Gabon: refus d’ordonnance, instauration de quotas, quand des pharmacies sabotent l’assurance maladie

La pharmacie des Forestiers de Libreville © D.R

Malgré la bonne volonté de la Caisse Nationale d’Assurance Maladie et de Garantie Sociale (CNAMGS) de rendre accessible l’assurance maladie à un grand nombre de Gabonaises et Gabonais, la situation semble toujours aussi complexe pour plusieurs compatriotes.

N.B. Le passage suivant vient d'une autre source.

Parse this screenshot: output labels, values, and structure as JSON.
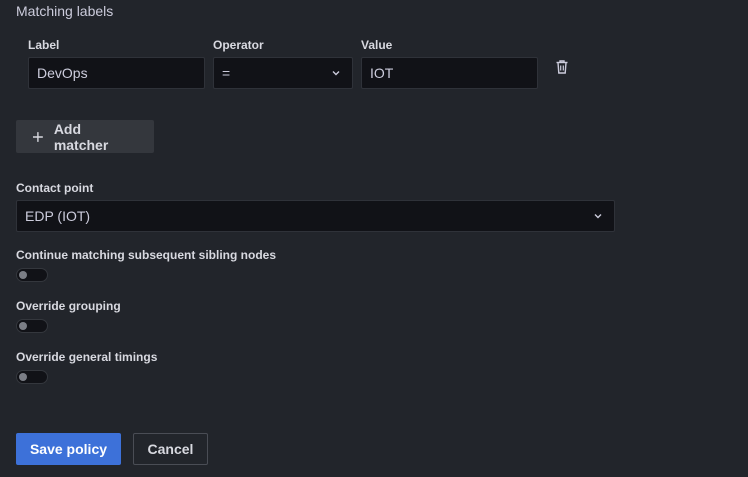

En effet  les ordonnances délivrées par les médecins aux patients seraient systématiquement rejetées par plusieurs officines partenaires pourtant de l’organisme.

A beau chasser le naturel, il revient au galop ! c’est l’expression qui sied bien à la situation que rencontrent de nombreux assurés de la Cnamgs dans de nombreuses pharmacies du pays. Plusieurs compatriotes peinent à obtenir des médicaments dans bien des pharmacies de Libreville, Owendo et Akanda. Une situation qu’avait d’ailleurs dénoncée la société civile lors de la ceremonie de presentation de la nouvelle liste de médicaments pris en charge par l’organisme.

Pour justifier leur refus de servir des assurés, certaines officines évoquent généralement des raisons techniques et le retard de paiement de la dette par l’Etat, « Si certains pharmaciens évoquent la question de l’obsolescence de l’outil de travail qui rend quasi impossible l’essentiel des opérations en vue de satisfaire les attentes des clients présents aux comptoirs pharmacies, d’autres, par contre, parlent ironiquement du risque à venir, à savoir, mettre la clé sous le paillasson, si l’Etat ne s’acquitte pas de sa dette vis-à-vis de ces officines du médicament », relève nos confrères de l’Agence gabonaise de presse.

« Il s’agit, ni plus ni moins, de l’éternelle ardoise que l’Etat, partenaire des officines du médicament, procède à son apurement auprès des pharmacies certifiées Cnamgs, selon un échelonnement bien défini, qui pourrait justifier les pesanteurs observées ici et là », a   confié un médecin pharmacien.

Pis, selon les témoignages recueillis par l’AGP, certaines pharmacies avouent avoir instauré un système de quota pour disent-ils « ne pas faire banqueroute », une pratique que les patients subissent déjà au sein des hôpitaux. Ce constat est encore plus grave lorsqu’on sait que plusieurs de ces officines sont bien agréés Cnamgs.